OH cool, a fellow EEVBlogger! I don't know what happened to my first post of this thread, it appears to have disappeared.
I live in the UK, so mostly not very hot. The Renusol PV mounting system offers ample airflow under the panel to cool it. The panel has at least 25mm of clearance from the Renusol "bin" most of the way around except where the actual mounting points are.

Quote from: boB on May 06, 2013, 07:17:51 PM

It is kind of hard to see in these pictures but is your PV array in the shade ?
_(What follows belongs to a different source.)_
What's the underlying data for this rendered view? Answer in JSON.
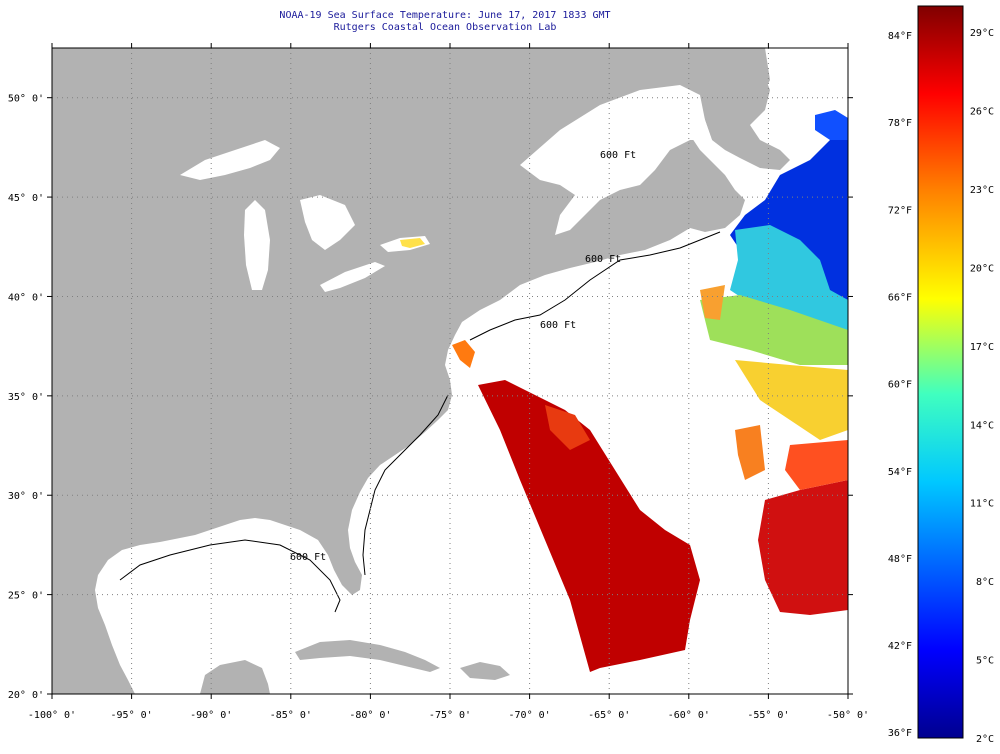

The site is a shady area in the afternoon time, and the pictures were taken late in the afternoon or evening time.
I do however get full sunlight on all of the panels until about 14:30 at the moment. At my current rate of consumption and generation, my battery floats at about 11:00 on a sunny day.
The power has peaked at about 750W IIRC and at 16:00 with the sun behind the trees, I can still get 150 - 200W.



Westbranch

you might want to try to catch the number of Amps you get late in the day, you might be quite surprised.
If you are at < 30% of max, it is amps you  are losing as Volts is the last to drop...
KID FW1811 560W >C&D 24V 900Ah AGM
CL150 29032 FW V.2126-NW2097-GP2133 175A E-Panel WBjr, 3Px4s 140W > 24V 900Ah AGM,
2 Cisco WRT54GL i/c DD-WRT Rtr, NetGr DS104Hub
Cotek ST1500 Inv  want a 24V  ROSIE Inverter
OmniCharge3024  Eu1/2/3000iGens
West Chilcotin 1680+W to come

kibi

Records show that I have had 25A at about 15:00. Usually, the battery amps have dropped in the afternoon because the charger is in the float stage.
Today is overcast with rain and I currently have 7A in bulk mode at 18:00.